I didn’t plan to spend the evening waiting.
I missed my usual train and found myself walking alone toward the station, in the soft light of the approaching sunset. I was tired, frustrated, carrying the heaviness of the day with me, the kind of day that lingers even after you leave work behind.
When the train arrived, I stepped inside and settled into a seat by the window. Usually, I avoid the sun, looking for a quieter corner. But tonight, something told me to stay where the light could find me.
As the train moved through the valley, I began to notice how alive everything was. The lush, vibrant green that only exists in winter and early spring, before the summer heat arrives. The air was still. There was a quiet that felt almost audible, like a crystal note held gently in place.

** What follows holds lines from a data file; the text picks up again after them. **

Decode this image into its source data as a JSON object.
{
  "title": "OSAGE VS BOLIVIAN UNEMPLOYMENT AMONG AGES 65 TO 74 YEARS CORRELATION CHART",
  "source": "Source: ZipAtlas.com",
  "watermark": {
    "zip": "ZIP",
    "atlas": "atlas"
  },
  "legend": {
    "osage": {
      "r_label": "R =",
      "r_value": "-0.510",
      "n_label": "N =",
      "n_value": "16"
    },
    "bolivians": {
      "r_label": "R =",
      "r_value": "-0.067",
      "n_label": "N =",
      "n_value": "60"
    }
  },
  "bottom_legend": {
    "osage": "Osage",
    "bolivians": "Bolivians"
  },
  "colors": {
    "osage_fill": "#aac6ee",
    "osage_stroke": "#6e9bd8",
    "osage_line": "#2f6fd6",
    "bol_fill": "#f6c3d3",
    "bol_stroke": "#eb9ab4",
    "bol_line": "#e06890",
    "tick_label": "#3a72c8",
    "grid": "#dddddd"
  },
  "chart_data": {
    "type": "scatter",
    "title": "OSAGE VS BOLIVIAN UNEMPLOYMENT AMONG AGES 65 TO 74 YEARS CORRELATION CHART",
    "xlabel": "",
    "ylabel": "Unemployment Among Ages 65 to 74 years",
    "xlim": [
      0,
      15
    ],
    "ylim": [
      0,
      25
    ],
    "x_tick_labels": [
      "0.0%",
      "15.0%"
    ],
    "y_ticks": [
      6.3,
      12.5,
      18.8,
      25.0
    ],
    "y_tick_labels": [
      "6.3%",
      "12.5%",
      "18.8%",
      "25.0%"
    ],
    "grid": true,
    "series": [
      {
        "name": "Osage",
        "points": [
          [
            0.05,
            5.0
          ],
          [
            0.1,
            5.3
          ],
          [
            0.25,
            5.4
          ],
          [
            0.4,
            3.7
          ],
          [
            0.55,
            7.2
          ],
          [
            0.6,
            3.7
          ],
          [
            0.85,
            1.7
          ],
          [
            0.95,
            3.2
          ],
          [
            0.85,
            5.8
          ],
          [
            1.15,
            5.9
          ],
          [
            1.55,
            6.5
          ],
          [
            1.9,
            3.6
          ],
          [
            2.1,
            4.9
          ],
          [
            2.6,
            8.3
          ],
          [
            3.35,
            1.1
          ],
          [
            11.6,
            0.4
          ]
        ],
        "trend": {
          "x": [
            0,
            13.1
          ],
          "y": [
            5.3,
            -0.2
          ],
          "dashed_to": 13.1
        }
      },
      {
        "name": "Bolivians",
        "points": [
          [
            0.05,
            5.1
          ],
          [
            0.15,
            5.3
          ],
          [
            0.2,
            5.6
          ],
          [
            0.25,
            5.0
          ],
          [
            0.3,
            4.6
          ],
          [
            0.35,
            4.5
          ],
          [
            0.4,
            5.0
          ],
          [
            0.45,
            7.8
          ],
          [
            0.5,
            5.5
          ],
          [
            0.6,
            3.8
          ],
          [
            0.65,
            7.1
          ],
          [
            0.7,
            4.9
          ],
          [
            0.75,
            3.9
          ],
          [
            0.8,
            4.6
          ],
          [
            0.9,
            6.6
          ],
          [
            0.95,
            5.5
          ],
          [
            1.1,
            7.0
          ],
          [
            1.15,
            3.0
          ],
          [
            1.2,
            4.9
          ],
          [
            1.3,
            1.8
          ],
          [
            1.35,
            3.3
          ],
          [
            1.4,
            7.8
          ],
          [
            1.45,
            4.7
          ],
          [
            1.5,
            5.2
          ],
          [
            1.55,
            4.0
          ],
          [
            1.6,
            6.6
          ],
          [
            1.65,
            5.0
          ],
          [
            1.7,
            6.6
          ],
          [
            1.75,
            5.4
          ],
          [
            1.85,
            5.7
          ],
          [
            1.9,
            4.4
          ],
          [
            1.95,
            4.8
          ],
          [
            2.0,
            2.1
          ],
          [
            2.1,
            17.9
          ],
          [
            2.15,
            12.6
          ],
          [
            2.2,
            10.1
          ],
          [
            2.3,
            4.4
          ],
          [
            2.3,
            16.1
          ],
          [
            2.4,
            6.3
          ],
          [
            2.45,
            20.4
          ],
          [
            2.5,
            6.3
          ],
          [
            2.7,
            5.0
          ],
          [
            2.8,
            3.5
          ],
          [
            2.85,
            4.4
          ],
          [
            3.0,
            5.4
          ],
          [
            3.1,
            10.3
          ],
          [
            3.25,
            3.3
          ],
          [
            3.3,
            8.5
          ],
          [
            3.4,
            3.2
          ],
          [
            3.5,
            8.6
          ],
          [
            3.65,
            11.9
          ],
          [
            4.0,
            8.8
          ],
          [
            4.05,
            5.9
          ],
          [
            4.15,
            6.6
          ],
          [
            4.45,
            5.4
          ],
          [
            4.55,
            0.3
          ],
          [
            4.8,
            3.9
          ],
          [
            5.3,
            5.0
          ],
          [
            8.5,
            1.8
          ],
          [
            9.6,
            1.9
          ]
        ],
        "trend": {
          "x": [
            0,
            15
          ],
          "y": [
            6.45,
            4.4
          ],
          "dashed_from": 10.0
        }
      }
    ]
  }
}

The soft orange light of the sunset rested on the trees and low bushes, wrapping everything in warmth.
It was so different from how I felt inside.
And yet, even in my frustration, something began to shift. Not suddenly, not completely, but gently, toward the silence, the depth, the quiet wisdom of the landscape around me.
Nothing had changed.
It was still the same day. Even my thoughts were the same. The same circumstances.
But the evening… was still.
And the light remained.
The softness of that moment reminded me of evenings I once spent in a small garden, watching the sky open in the same way.
Places change.
Even the ones that feel like they will always be there.
But the light… It still finds us.
I spend a lot of time looking for meaning, for signs, for connection, for something to hold on to.
But yesterday, nothing asked to be understood.
It was simply there.
Quiet.
Still.
Enough.
I didn’t choose that train.
But maybe the evening chose me.
And for a few moments, between stations, I remembered that even when everything feels out of place, there is still something in this world that remains gentle.
May I remember that stillness does not depend on perfect days.
May I recognize the quiet when it finds me, even when I am not looking for it.
And may I trust that what is gentle in this world will continue to meet me, again and again.